Take out in Old Havana. Photo: Jorge Luis Baños / IPS

“Stopping family members from supporting each other amid a pandemic and food shortages in Cuba, and closing down channels for sending remittances without a viable alternative, is cruel and goes against US values,” read a statement issued by seven US organizations that encourage ties with Cuba, on September 29th.

The Center for Democracy in the Americas was one of the entities that signed the document. They recalled that each year the Cuban-American community – estimated at 1.2 million – sends some 3.7 billion USD to their family on the island.

Small businesses hard hit

However, in the first five months of 2020, this amount dropped by 518 million USD compared to the same period in 2019. The Center’s statement highlights the impact of this change in US policy on financial remittances.

“The deterioration of the political climate between the two governments had led to serious problems for thousands of self-employed. It has worsened the impact of the current economic crisis on the island on them,” said Oniel Diaz, founder and leader of consultancy firm Auge, which advises the Cuban private sector.

Obama’s policy towards Cuba prioritized the development of the private sector, which flourished as part of the economic updating process began in 2010, and which before Covid-19 involved over 600,000 people, approximately 13% of the country’s workforce.

Eighty per cent of business owners believe that Trump’s policies towards Cuba have negatively affected their business, cutting their revenue. This contributes to an overall hostile and pessimistic environment for the private sector’s development and growth. This perception comes from an AUGE consultants study issued in September 2019.

“Research carried out in Havana revealed that 73% of business owners wanted the rapprochement process with the US to pick up where it left off. Sixty-nine per cent want the blockade to end, while 40% wanted access to training programs in the US,” noted Diaz.

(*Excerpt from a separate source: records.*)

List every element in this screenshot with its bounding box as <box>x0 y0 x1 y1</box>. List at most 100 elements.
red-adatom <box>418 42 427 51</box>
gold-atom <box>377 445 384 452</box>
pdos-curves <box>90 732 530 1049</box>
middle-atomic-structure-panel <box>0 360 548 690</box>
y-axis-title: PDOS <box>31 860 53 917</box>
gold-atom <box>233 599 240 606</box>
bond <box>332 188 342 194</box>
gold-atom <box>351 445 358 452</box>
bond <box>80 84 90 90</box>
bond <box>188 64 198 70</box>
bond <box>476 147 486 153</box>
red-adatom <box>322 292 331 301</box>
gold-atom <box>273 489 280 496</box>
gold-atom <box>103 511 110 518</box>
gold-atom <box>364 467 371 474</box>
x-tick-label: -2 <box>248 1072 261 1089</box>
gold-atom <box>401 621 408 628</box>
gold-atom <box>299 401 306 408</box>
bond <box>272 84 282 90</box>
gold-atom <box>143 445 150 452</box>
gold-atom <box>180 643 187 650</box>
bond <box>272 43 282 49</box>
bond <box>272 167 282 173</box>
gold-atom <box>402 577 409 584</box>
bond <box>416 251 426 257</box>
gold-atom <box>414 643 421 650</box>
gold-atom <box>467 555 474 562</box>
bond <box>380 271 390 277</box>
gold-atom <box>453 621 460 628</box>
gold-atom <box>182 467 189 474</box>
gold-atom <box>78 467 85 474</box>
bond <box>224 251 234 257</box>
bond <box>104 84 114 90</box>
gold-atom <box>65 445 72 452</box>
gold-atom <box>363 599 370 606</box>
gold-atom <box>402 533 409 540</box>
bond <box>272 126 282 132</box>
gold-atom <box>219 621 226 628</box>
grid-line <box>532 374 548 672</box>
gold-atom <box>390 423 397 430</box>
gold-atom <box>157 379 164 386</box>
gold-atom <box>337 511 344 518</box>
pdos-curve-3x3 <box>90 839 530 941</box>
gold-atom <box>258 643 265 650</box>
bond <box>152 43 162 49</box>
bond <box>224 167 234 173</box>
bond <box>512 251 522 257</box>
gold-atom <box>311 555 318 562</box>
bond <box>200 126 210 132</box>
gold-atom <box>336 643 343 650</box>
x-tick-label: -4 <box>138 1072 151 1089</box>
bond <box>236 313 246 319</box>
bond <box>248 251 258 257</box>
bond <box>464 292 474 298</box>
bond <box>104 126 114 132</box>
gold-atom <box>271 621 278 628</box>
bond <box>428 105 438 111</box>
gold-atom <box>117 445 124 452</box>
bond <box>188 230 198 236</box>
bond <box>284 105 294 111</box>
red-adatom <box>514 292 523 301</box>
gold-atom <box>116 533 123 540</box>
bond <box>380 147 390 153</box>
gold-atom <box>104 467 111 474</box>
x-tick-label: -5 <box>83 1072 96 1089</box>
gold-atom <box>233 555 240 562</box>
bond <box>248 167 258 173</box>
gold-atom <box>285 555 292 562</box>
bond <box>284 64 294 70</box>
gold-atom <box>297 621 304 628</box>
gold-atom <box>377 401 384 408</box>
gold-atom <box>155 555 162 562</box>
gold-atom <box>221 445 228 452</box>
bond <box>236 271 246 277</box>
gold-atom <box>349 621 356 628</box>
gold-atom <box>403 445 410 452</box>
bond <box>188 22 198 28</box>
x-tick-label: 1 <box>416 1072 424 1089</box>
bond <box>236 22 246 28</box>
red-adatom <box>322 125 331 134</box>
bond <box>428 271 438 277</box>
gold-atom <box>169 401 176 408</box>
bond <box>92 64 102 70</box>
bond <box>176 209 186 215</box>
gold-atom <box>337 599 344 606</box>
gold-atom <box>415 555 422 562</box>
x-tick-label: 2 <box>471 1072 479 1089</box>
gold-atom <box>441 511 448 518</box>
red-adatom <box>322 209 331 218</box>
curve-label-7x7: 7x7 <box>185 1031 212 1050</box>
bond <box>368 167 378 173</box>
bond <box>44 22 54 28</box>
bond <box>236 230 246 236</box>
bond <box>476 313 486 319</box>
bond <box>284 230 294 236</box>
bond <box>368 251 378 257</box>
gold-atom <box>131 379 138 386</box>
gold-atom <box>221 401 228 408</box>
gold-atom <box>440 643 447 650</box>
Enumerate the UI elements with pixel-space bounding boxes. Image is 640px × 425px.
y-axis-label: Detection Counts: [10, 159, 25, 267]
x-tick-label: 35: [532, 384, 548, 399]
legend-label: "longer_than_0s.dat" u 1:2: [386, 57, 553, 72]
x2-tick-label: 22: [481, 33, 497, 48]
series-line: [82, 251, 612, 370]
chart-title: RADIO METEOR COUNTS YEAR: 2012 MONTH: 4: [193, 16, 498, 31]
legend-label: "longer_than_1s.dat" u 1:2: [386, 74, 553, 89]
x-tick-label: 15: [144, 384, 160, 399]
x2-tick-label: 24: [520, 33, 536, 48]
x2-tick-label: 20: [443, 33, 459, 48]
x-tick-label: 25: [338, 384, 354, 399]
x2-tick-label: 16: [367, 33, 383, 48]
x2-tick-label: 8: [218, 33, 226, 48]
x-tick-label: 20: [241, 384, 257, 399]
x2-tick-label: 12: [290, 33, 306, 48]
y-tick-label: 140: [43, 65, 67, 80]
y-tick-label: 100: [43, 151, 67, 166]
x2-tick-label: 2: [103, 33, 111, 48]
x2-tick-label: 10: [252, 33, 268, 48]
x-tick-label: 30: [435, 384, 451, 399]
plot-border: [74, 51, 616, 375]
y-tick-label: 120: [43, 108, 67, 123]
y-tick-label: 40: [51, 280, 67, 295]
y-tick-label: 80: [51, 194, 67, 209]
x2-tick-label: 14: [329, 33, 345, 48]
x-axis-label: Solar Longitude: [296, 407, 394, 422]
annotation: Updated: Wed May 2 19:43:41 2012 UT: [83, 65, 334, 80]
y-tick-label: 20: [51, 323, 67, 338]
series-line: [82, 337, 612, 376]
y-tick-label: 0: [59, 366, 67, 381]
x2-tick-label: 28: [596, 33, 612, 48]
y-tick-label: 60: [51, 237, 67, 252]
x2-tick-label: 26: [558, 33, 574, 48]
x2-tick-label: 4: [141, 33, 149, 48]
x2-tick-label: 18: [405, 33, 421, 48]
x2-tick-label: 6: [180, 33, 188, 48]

Democrat candidate Joe Biden, the VP under Obama, has said that if elected, he will change US policy towards Cuba. He would support remittances to the island, among other measures.

“We can’t expect anything from Trump. These are just some of the advantages we could have if Biden is elected. However, the only thing that can save us in the future is overcoming our economic crisis and seeing an end of the pandemic,” Esteban Morales weighed in.